Well, I think we know the answer to that. And so, my visits to LinkedIn immediately became as frequent as when I put eyeshadow on. That is to say, very rare.

So, for the last several months, I've been a recovering networking addict, visiting my profile now and again to keep it updated but really not exerting any effort on this. Hopefully nothing will happen to my situation to belie this self-semi-confident statement, but I've done very well staying employed so far based on the quality of my work alone and my (arguable) charm during interviews. I'd rather try that route than the one I find more painful ... namely, the networking-with-real-live-people part.

My networking inclinations were near dormant until recently when my sorority launched its own networking site. Suddenly, like a hungry koala in search of eucalyptus, my networking urges surged to life again and I felt the flash of adrenaline-fed heat that augurs a competitive race. Here I have a chance to demonstrate my connectedness to my sisters and prove that I am a person worth knowing.

I create my account and immediately begin to add friends. I pause. Wait, think I. Wouldn't a true demonstration of my popularity be if I play hard to get and let them all add me as a friend? Briefly I entertain fantasies last experienced in high school, when I dreamt that as I walked through halls (without a pass, of course) students gaped at my self-confident saunter and the girls cooed appreciatively at my edgy black-and-white tie-dye shirt over my tights and L.A. Gear sneakers. (Yes, I wish I were making that part up.)

In this dream, though, servers crashed and networks clogged due to the number of women sending me "Add as a friend" invitations. Women would ask each other in hushed tones or in furtive e-mail messages, "Has she accepted you yet?" "No, not me either." Meanwhile, my profile would be the among the ones with the highest hits, so much so that when my sorority recruits new members every semester, they would list me as a famous member based on my sorority network hit count, along with the noted actresses, Olympians, and philanthropists. "Oh, yes," the 19-year-olds gasp in breathily excited but hushed tones, "SHE is one of our most respected members. She only accepts a very few as her friends, you know." Of course, they would never refer to me by name, as though I'm Lord Voldemort and far too awe-inspiring.

As I awake from my reverie, I'm pragmatic enough to be sardonically amused at my own shallow aspirations that, no matter how humorously presented, may have some small sliver of sincere desire. Yet, I recognize that I really am too people-shy and opinionated (and really too lazy) to ever be the Networking Pontiff, whether of my sorority or the professional world. And I don't think I really want to change, either.

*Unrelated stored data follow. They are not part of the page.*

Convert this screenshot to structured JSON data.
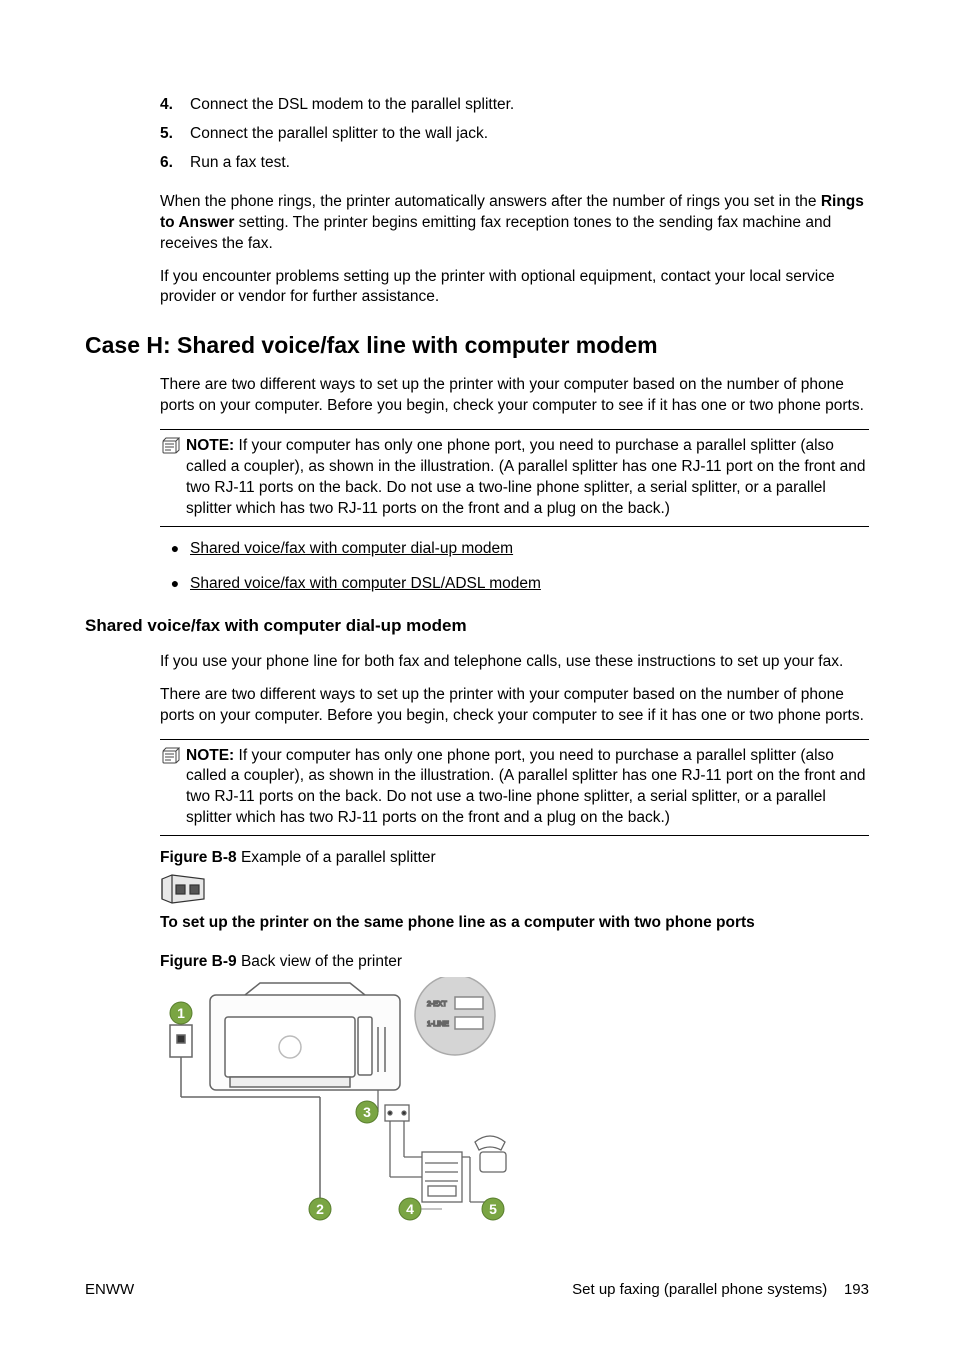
{
  "ol": {
    "n4": "4.",
    "t4": "Connect the DSL modem to the parallel splitter.",
    "n5": "5.",
    "t5": "Connect the parallel splitter to the wall jack.",
    "n6": "6.",
    "t6": "Run a fax test."
  },
  "para1_a": "When the phone rings, the printer automatically answers after the number of rings you set in the ",
  "para1_bold": "Rings to Answer",
  "para1_b": " setting. The printer begins emitting fax reception tones to the sending fax machine and receives the fax.",
  "para2": "If you encounter problems setting up the printer with optional equipment, contact your local service provider or vendor for further assistance.",
  "h2": "Case H: Shared voice/fax line with computer modem",
  "para3": "There are two different ways to set up the printer with your computer based on the number of phone ports on your computer. Before you begin, check your computer to see if it has one or two phone ports.",
  "note_label": "NOTE:",
  "note1": "If your computer has only one phone port, you need to purchase a parallel splitter (also called a coupler), as shown in the illustration. (A parallel splitter has one RJ-11 port on the front and two RJ-11 ports on the back. Do not use a two-line phone splitter, a serial splitter, or a parallel splitter which has two RJ-11 ports on the front and a plug on the back.)",
  "bullet1": "Shared voice/fax with computer dial-up modem",
  "bullet2": "Shared voice/fax with computer DSL/ADSL modem",
  "h3": "Shared voice/fax with computer dial-up modem",
  "para4": "If you use your phone line for both fax and telephone calls, use these instructions to set up your fax.",
  "para5": "There are two different ways to set up the printer with your computer based on the number of phone ports on your computer. Before you begin, check your computer to see if it has one or two phone ports.",
  "note2": "If your computer has only one phone port, you need to purchase a parallel splitter (also called a coupler), as shown in the illustration. (A parallel splitter has one RJ-11 port on the front and two RJ-11 ports on the back. Do not use a two-line phone splitter, a serial splitter, or a parallel splitter which has two RJ-11 ports on the front and a plug on the back.)",
  "figB8_num": "Figure B-8",
  "figB8_cap": "  Example of a parallel splitter",
  "setup_heading": "To set up the printer on the same phone line as a computer with two phone ports",
  "figB9_num": "Figure B-9",
  "figB9_cap": "  Back view of the printer",
  "diagram_labels": {
    "ext": "2-EXT",
    "line": "1-LINE",
    "c1": "1",
    "c2": "2",
    "c3": "3",
    "c4": "4",
    "c5": "5"
  },
  "footer_left": "ENWW",
  "footer_right_text": "Set up faxing (parallel phone systems)",
  "footer_page": "193"
}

So I've let it go a few days since I actually logged into any networking site and I take some small pleasure in being choosy about who may connect to me. For those connection-hungry networkers who aspire to have the "500+" symbol by their LinkedIn profile, they'll need to create some story a little bit more unique than they also used to work at the same mega-sized corporation I did. And please ... make up a good story, like about some night in some pub where I wore a chartreuse feather boa made of emu feathers and danced to the Macarena while listing off the names of the British monarchs from 1066-1603 and you and I conversed about the witty appropriateness of the word abecedarian. Then I might connect with you.

1 comment:

Judy said...

You are an excellent writer. I enjoyed reading your blog. You should consider writing a book. Very entertaining!

PS- Remember the bar scene in the downtown area of a small town, which shall remain nameless? Dancing. Drinking. Pool table. Need I say more?